No início, confesso que não fui muito com a cara dela. Achava-a esnobe, um tanto distante, como se estivesse sempre acima de nós, meros mortais. Mas não dá para negar que ela era tranquila. Lady nunca arrumou confusão, nunca perdeu a compostura. Ela entendia seu lugar na hierarquia felina e respeitava a liderança da Nuhtara, a chefe. No entanto, onde Lady realmente mostrava sua lealdade era na relação com sua irmã Polly. As duas eram inseparáveis, como se compartilhassem um segredo que ninguém mais pudesse entender.
Minha esposa, por outro lado, era o centro do mundo de Lady. Elas tinham uma conexão única, quase mágica. Lady parecia feita para ela, sempre grudada, sempre presente. A casa era o reino de Lady, mas minha esposa era a sua rainha. Quando nos mudamos para Maringá, a dinâmica mudou um pouco. Minha esposa yeve que se mudar a trabalho, e foi então que Lady e eu começamos a nos aproximar. Foi um processo lento, discreto, como se ela me testasse, avaliando se eu era digno da sua confiança. E aos poucos, fui descobrindo nela algo além da postura altiva: havia uma doçura imensa, escondida por trás do olhar aristocrático.
Em 2015, veio o primeiro golpe. Lady teve um AVC. Foi desesperador vê-la tão vulnerável, tão diferente da gata elegante e autossuficiente que sempre foi. Sua cabeça inclinada para o lado era o reflexo físico de sua luta interna. Ela não conseguia se alimentar sozinha, não conseguia andar sem ajuda. Foi aí que a nossa relação mudou de vez. Passei a ajudá-la em tudo: a comer, a ir ao banheiro, a se locomover pela casa. E foi nesse cuidado diário, nessa convivência intensa, que meu coração se abriu por completo para ela. Lady, antes a gata da minha esposa, tornou-se também minha companheira.
Mas a vida é cruel, e o tempo nem sempre nos dá as segundas chances que desejamos. Em 2 de julho de 2015, poucos dias após completar 12 anos, Lady teve outro AVC. Desta vez, seu coraçãozinho não resistiu. Foi como se um machado tivesse partido o meu ao meio. A dor foi indescritível, uma espécie de vazio que parecia não ter fim. Lady havia se transformado em mais do que uma gata para mim; ela era família, um pedaço essencial da nossa história.
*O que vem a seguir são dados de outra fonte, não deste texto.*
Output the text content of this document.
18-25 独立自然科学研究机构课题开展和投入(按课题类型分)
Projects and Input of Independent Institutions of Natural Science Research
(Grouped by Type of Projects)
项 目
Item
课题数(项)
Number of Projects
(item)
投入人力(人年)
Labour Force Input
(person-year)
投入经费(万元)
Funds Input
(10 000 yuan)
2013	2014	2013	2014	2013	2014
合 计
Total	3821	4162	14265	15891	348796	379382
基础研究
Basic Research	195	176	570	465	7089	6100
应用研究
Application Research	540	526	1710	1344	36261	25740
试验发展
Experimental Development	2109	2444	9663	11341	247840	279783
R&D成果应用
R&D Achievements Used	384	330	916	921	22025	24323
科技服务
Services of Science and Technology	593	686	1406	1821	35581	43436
Hoje, quando penso em Lady, não é apenas com tristeza. É com gratidão. Gratidão por ter tido a chance de compartilhar a vida com ela, por ter aprendido o que é amor e cuidado em momentos de fragilidade. Lady foi, de fato, uma lady em tudo: na maneira como viveu, na serenidade com que enfrentou as dificuldades, e até na forma digna como partiu. Ela deixou um espaço que nunca será preenchido, mas também deixou memórias que nunca se apagarão.
Lady, a gata que nasceu para ser rainha, agora reina em um lugar especial, onde o amor é eterno e a dor da saudade é apenas o reflexo de tudo o que vivemos juntos.